Dialogue:

Hendri Yulius Wijaya & Edward Gunawan

Hendri Yulius Wijaya on Edward Gunawan’s Translation of “Gay Daun Kelor”

This poem was one of the first queer poems I ever wrote, and I was surprised by the sardonic humor that emerged—a tone that continued to appear in my subsequent work. Gunawan’s translation successfully captured not only this tone but also the rapid, hyperkinetic feelings of dislocation embodied in the poem. The constant movement and the juxtaposition between well-known global symbols of Western queer liberation and obscure local symbols are also skillfully conveyed through Gunawan’s masterful and careful choices of English idiomatic expressions to maintain the rhymes. For instance, the translated phrases, “Juliana Jaya Vermak Lives. because Lives on IG Live are to be consistently permark-ed” retain the playful rhymes without changing anything from the Indonesian version. Some of ‘local’ symbols are undoubtedly difficult to translate into English, but Gunawan’s translation further convinces me that translation of this poem is an act of challenging the known with the unknown coming from Indonesian queer experiences, further complicating and dislocating upper-middle class Western queer liberation narratives.

Edward Gunawan on Hendri Yulius Wijaya’s “Gay Daun Kelor” 

What drew me to translate Wijaya’s work is very much evident in this poem—the sharp, irreverent humor while conveying uneasy and complex truths about the amalgamation, and at times sobering clash, of global queer identity and individual socioeconomic realities. 

The speaker begins with the distinctly Indonesian proverb "dunia tak selebar daun kelor" before zipping through various markers of class, status, and privilege. The sparkling Louvre in Paris, the UN headquarters in Geneva, and embassy gala dinners in Kuningan stand in sharp contrast to the humble ITC Mangga Dua mall, neighborhood warung stalls, or the modest "Juliana Jaya Vermak Lives" mom-and-pop business.

These specific details are hurled at readers to mimic both the disorienting frenzy of our globalized world and the experience of scrolling through Indonesian social media, where wildly disparate points of reference and life experiences—from micro-local to larger-than-life global—coexist. To me, this strategy not only effectively and powerfully conveys the speaker's positionality and dislocation but also the disparity between the two worlds in which they are trapped—neither a powerless victim of “amnesia privilege” nor one with complete autonomous agency to travel the world and enjoy the countless sights and experiences it can offer. What we want does not mean we can, simply because social (or traditional) media seems to say so. 

In one of our conversations about this piece, Hendri shared that: “I aim to emphasize ‘dislocation’ as inherently political—where Western symbols of queer liberation often fail to capture or align with our non-Western queer experiences. Dislocation becomes a productive conflict, where the local resists what is hegemonically labeled as ‘global’ (read: Western or U.S.-centric) while both remain entangled with one another.

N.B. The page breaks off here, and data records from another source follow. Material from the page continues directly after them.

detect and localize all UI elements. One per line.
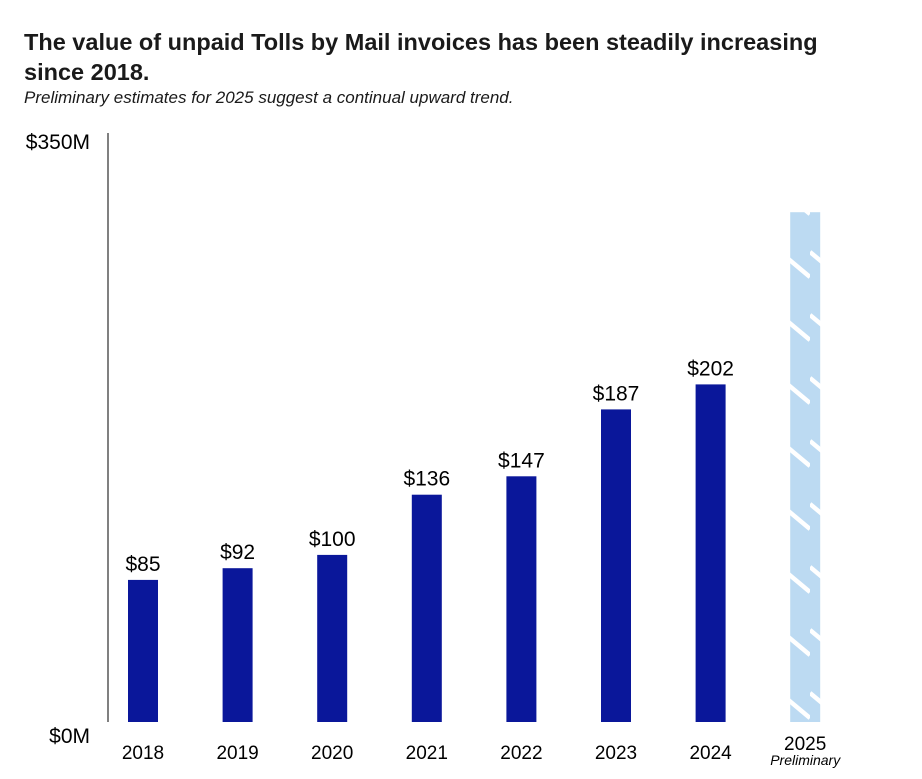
x-tick-label-2022: 2022: [500, 743, 542, 764]
x-axis-labels: 2018 2019 2020 2021 2022 2023 2024 2025Prelimin…: [122, 734, 841, 768]
x-tick-label-2019: 2019: [216, 743, 258, 764]
data-label-2018: $85: [125, 553, 160, 576]
x-tick-label-2024: 2024: [689, 743, 732, 764]
x-tick-label-2025: 2025: [784, 734, 826, 755]
bar-2023: [601, 409, 631, 722]
bar-2024: [695, 384, 726, 722]
data-label-2024: $202: [687, 357, 734, 380]
bar-2025-preliminary: [790, 212, 821, 722]
data-label-2023: $187: [593, 382, 640, 405]
bar-2019: [222, 568, 253, 722]
bar-2021: [411, 494, 442, 722]
bar-2018: [128, 579, 158, 722]
data-label-2019: $92: [220, 541, 255, 564]
y-axis-ticks: $0M $350M: [26, 131, 90, 748]
value-labels-group: $85 $92 $100 $136 $147 $187 $202: [125, 357, 733, 576]
data-label-2021: $136: [403, 468, 450, 491]
x-tick-label-2023: 2023: [595, 743, 637, 764]
y-tick-label: $0M: [49, 725, 90, 748]
bars-group: [128, 212, 821, 722]
chart-title: The value of unpaid Tolls by Mail invoic…: [24, 29, 818, 85]
data-label-2020: $100: [309, 528, 356, 551]
chart-subtitle: Preliminary estimates for 2025 suggest a…: [24, 88, 514, 107]
y-tick-label: $350M: [26, 131, 90, 154]
bar-2022: [506, 476, 537, 722]
preliminary-note: Preliminary: [770, 752, 841, 768]
x-tick-label-2020: 2020: [311, 743, 353, 764]
x-tick-label-2018: 2018: [122, 743, 164, 764]
x-tick-label-2021: 2021: [406, 743, 448, 764]
bar-2020: [317, 554, 348, 722]
data-label-2022: $147: [498, 449, 545, 472]
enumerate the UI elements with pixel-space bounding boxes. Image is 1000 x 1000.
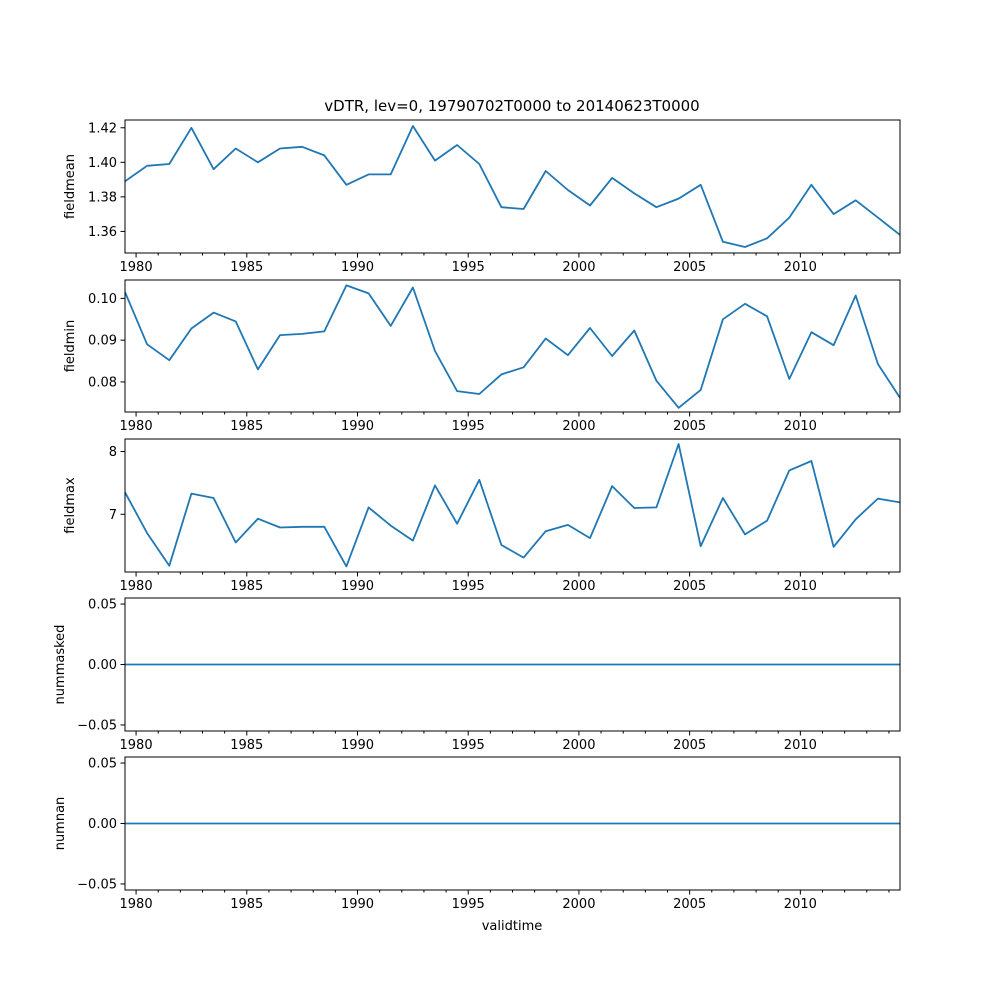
x-tick-label: 1995 [452,738,485,753]
y-tick-label: 1.42 [88,121,117,136]
y-axis-label: numnan [53,797,68,851]
x-tick-label: 2000 [562,897,595,912]
x-tick-label: 2010 [784,419,817,434]
series-line-fieldmax [125,443,900,568]
y-tick-label: 0.00 [88,658,117,673]
chart-title: vDTR, lev=0, 19790702T0000 to 20140623T0… [324,97,699,115]
x-tick-label: 1995 [452,579,485,594]
x-tick-label: 1980 [120,897,153,912]
x-tick-label: 1980 [120,260,153,275]
y-tick-label: −0.05 [77,877,117,892]
axes-frame [124,756,901,891]
x-tick-label: 1990 [341,260,374,275]
x-tick-label: 2010 [784,579,817,594]
y-tick-label: 1.36 [88,225,117,240]
series-line-fieldmin [125,284,900,409]
x-tick-label: 1980 [120,419,153,434]
x-tick-label: 2000 [562,579,595,594]
y-tick-label: 0.05 [88,598,117,613]
y-tick-label: −0.05 [77,718,117,733]
x-tick-label: 1985 [230,897,263,912]
y-tick-label: 1.40 [88,156,117,171]
x-tick-label: 2005 [673,579,706,594]
y-axis-label: nummasked [53,625,68,705]
y-axis-label: fieldmean [63,154,78,219]
y-tick-label: 0.10 [88,292,117,307]
axes-frame [124,438,901,573]
x-tick-label: 1990 [341,419,374,434]
x-tick-label: 1985 [230,738,263,753]
x-tick-label: 2010 [784,738,817,753]
subplot-fieldmean: 1980 1985 1990 1995 2000 2005 2010 1.36 1.38 1.40… [63,119,901,275]
x-tick-label: 2010 [784,897,817,912]
y-axis-label: fieldmin [63,320,78,373]
y-tick-label: 0.09 [88,334,117,349]
axes-frame [124,279,901,413]
y-tick-label: 7 [109,508,117,523]
x-tick-label: 1995 [452,260,485,275]
y-tick-label: 1.38 [88,190,117,205]
y-axis-label: fieldmax [63,477,78,534]
x-tick-label: 2000 [562,738,595,753]
subplot-fieldmin: 1980 1985 1990 1995 2000 2005 2010 0.08 0.09 0.10… [63,279,901,434]
x-tick-label: 1980 [120,579,153,594]
x-tick-label: 2010 [784,260,817,275]
x-tick-label: 1990 [341,738,374,753]
x-tick-label: 1990 [341,579,374,594]
x-tick-label: 1985 [230,419,263,434]
y-tick-label: 8 [109,445,117,460]
x-tick-label: 2005 [673,419,706,434]
x-axis-label: validtime [482,919,543,934]
x-tick-label: 1985 [230,579,263,594]
x-tick-label: 1995 [452,897,485,912]
y-tick-label: 0.05 [88,757,117,772]
axes-frame [124,119,901,254]
x-tick-label: 1980 [120,738,153,753]
subplot-panels: 1980 1985 1990 1995 2000 2005 2010 1.36 1.38 1.40… [53,119,901,912]
y-tick-label: 0.00 [88,817,117,832]
y-tick-label: 0.08 [88,375,117,390]
x-tick-label: 2005 [673,897,706,912]
series-line-fieldmean [125,125,900,248]
x-tick-label: 2005 [673,738,706,753]
x-tick-label: 1985 [230,260,263,275]
x-tick-label: 2000 [562,419,595,434]
axes-frame [124,597,901,732]
x-tick-label: 1990 [341,897,374,912]
subplot-numnan: 1980 1985 1990 1995 2000 2005 2010 −0.05 0.00 0.0… [53,756,901,912]
x-tick-label: 2005 [673,260,706,275]
x-tick-label: 1995 [452,419,485,434]
x-tick-label: 2000 [562,260,595,275]
subplot-fieldmax: 1980 1985 1990 1995 2000 2005 2010 7 8 fieldmax [63,438,901,594]
subplot-nummasked: 1980 1985 1990 1995 2000 2005 2010 −0.05 0.00 0.0… [53,597,901,753]
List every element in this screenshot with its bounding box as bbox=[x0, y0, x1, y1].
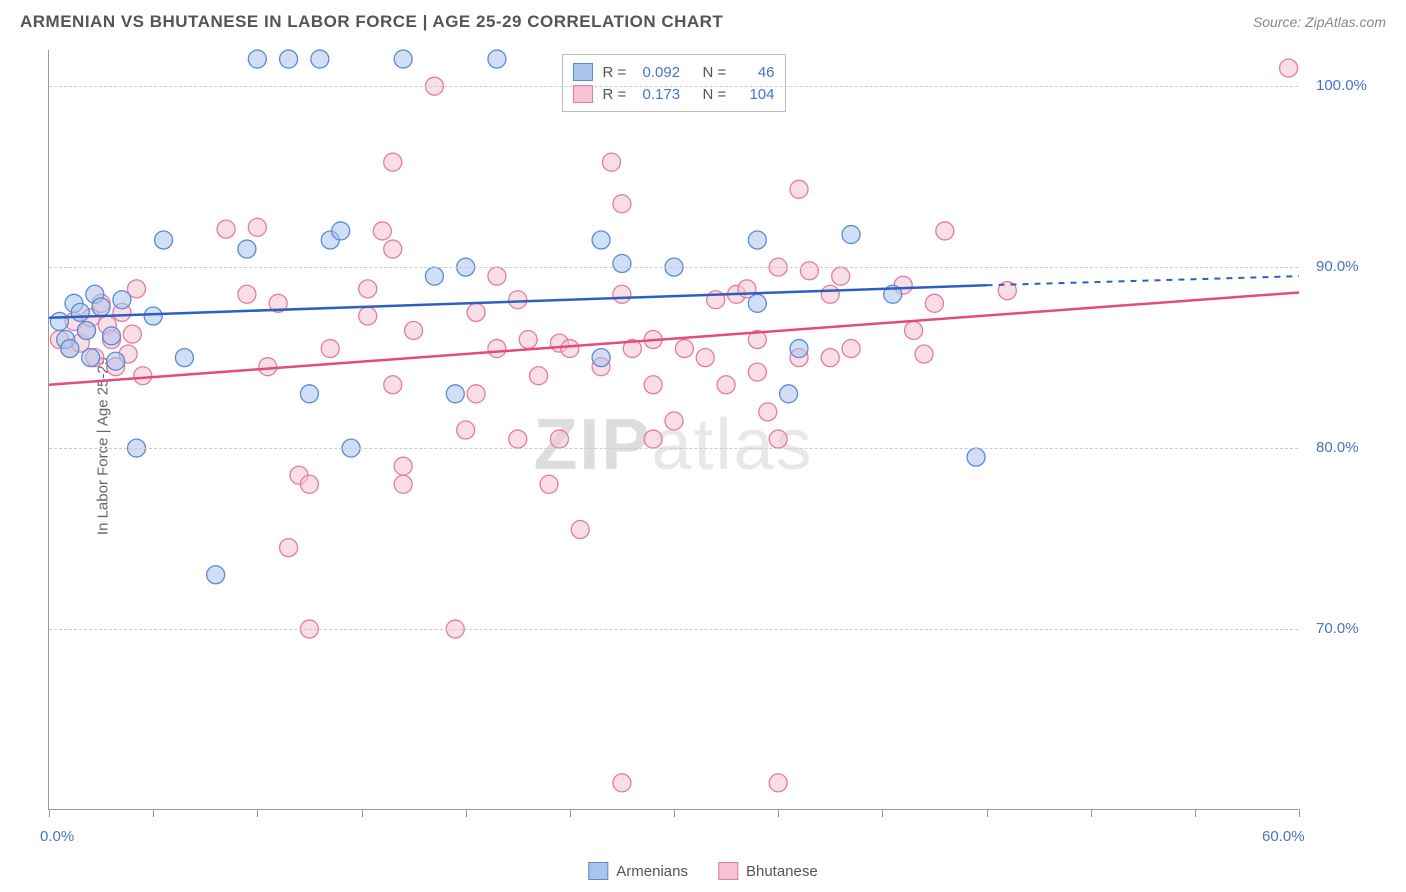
y-tick-label: 70.0% bbox=[1316, 620, 1359, 637]
x-tick-label: 0.0% bbox=[40, 828, 74, 845]
chart-plot-area: ZIPatlas R = 0.092 N = 46 R = 0.173 N = … bbox=[48, 50, 1298, 810]
chart-title: ARMENIAN VS BHUTANESE IN LABOR FORCE | A… bbox=[20, 12, 723, 32]
r-label: R = bbox=[603, 86, 633, 103]
swatch-armenians-icon bbox=[573, 63, 593, 81]
legend-row-armenians: R = 0.092 N = 46 bbox=[573, 61, 775, 83]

In other words, it’s akin to a ‘top-bottom’ relationship, where the boundaries between subject and object, or dominant and passive, become blurred, and pleasurable.” 

As such, the poem reflects the existence of many queer/trans folks in many parts of the world (including the US) who are still struggling for basic economic and material survival before they are able to pursue “loftier” aspirations of self-actualization, including gender expression and sexual identity. Post-liberal democratic discourses on freedom that are supposed to be inclusive and expansive can often become hegemonically exclusive and paradoxically oppressive when they fail to take into account the wholeness of an individual's life circumstances and intersectional identities such as nationality and socioeconomic status.

I am grateful to Hendri for trusting me with the English translation of his work. What a joy that I get to share his unique perspective and distinctive voice, whose work interrogates our complicity by broadening and enriching widely-accepted Western framings of liberation and gender/sexual identity politics. 

For each issue, ballast asks pairs of poets to read each other’s work and respond in some way. We hope these dialogues will sound the resonances contained within the issue as well as serve to foster a sense of interconnection and community among our authors.